Friday, September 18, 2020

The 2016 Presidential Election

 I expect that I probably don't need to tell you how many times in the last 20 years, and last 4 years, I've contemplated the awfulness of democracy in the United States. We elect the president through an antiquated system that throws far too much power to less populous states. The number of people in Congress was limited back in the early 20th century, so that the number of electors in no way reflects the current population distribution. (There's an article about the Electoral College at, if you want more details.)

Al Gore won the popular vote in 2000 by about a half-million votes. Hillary Clinton won the popular vote in 2016 by nearly three million votes. She lost the Electoral College owing to fewer than 80,000 votes for Trump in three states, of which at least one had serious voter suppression issues. I want to also mention that the Republicans in the Senate collectively received ~24M fewer votes than their Democratic opponents. None of this is democratic.
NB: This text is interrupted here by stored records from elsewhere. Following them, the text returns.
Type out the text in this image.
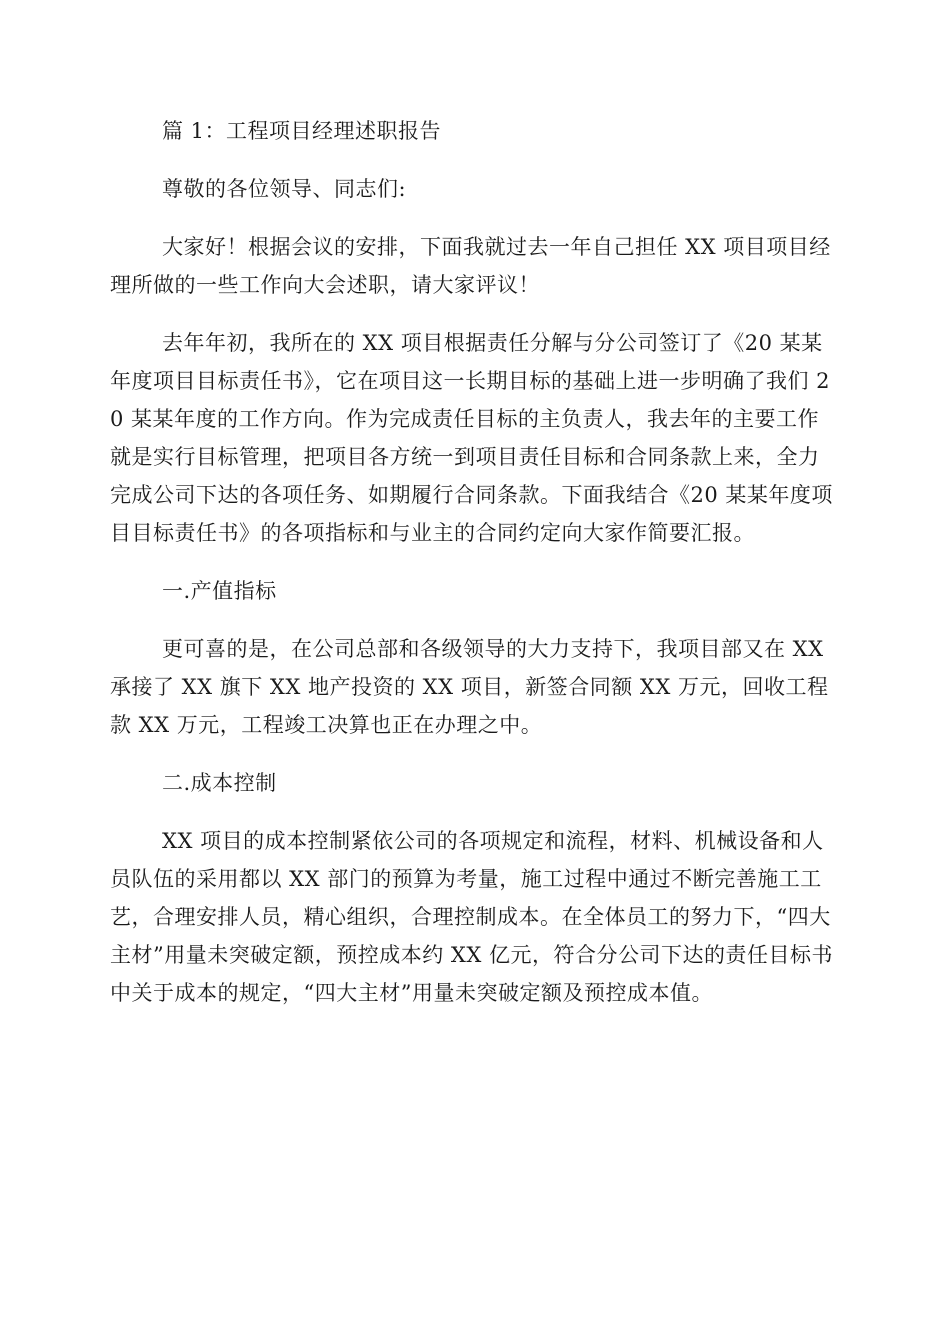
篇 1：工程项目经理述职报告

尊敬的各位领导、同志们:

大家好！根据会议的安排，下面我就过去一年自己担任 XX 项目项目经理所做的一些工作向大会述职，请大家评议！

去年年初，我所在的 XX 项目根据责任分解与分公司签订了《20 某某年度项目目标责任书》，它在项目这一长期目标的基础上进一步明确了我们 20 某某年度的工作方向。作为完成责任目标的主负责人，我去年的主要工作就是实行目标管理，把项目各方统一到项目责任目标和合同条款上来，全力完成公司下达的各项任务、如期履行合同条款。下面我结合《20 某某年度项目目标责任书》的各项指标和与业主的合同约定向大家作简要汇报。

一.产值指标

更可喜的是，在公司总部和各级领导的大力支持下，我项目部又在 XX 承接了 XX 旗下 XX 地产投资的 XX 项目，新签合同额 XX 万元，回收工程款 XX 万元，工程竣工决算也正在办理之中。

二.成本控制

XX 项目的成本控制紧依公司的各项规定和流程，材料、机械设备和人员队伍的采用都以 XX 部门的预算为考量，施工过程中通过不断完善施工工艺，合理安排人员，精心组织，合理控制成本。在全体员工的努力下，“四大主材”用量未突破定额，预控成本约 XX 亿元，符合分公司下达的责任目标书中关于成本的规定，“四大主材”用量未突破定额及预控成本值。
Consider what the last few years have been like:

  • Mitch McConnell holding a vacant Supreme Court seat open in hopes of a Republican victory.
  • Two new conservative justices appointed; Merrick Garland never even getting a vote.
  • Rollbacks of environmental protections.
  • Russian attacks on the 2016 and 2020 elections.
  • The widespread replacement of career civil servants with cronies.
  • An astounding degree of corruption.
  • The Attorney General acting as the president's lawyer, not our lawyer.
  • 200,000 Americans dead of the coronavirus.
  • Attacks on LGTBIQA+ protections and people.
And now Justice Ruth Bader Ginsburg, who should have retired during the Obama Administration, is gone, and there is a good chance that we'll have yet another conservative justice on the Supreme Court. 

This isn't the will of the people, and, again, don't ever tell me the parties are the same. And don't ever tell me that the tyranny of the minority is a good thing.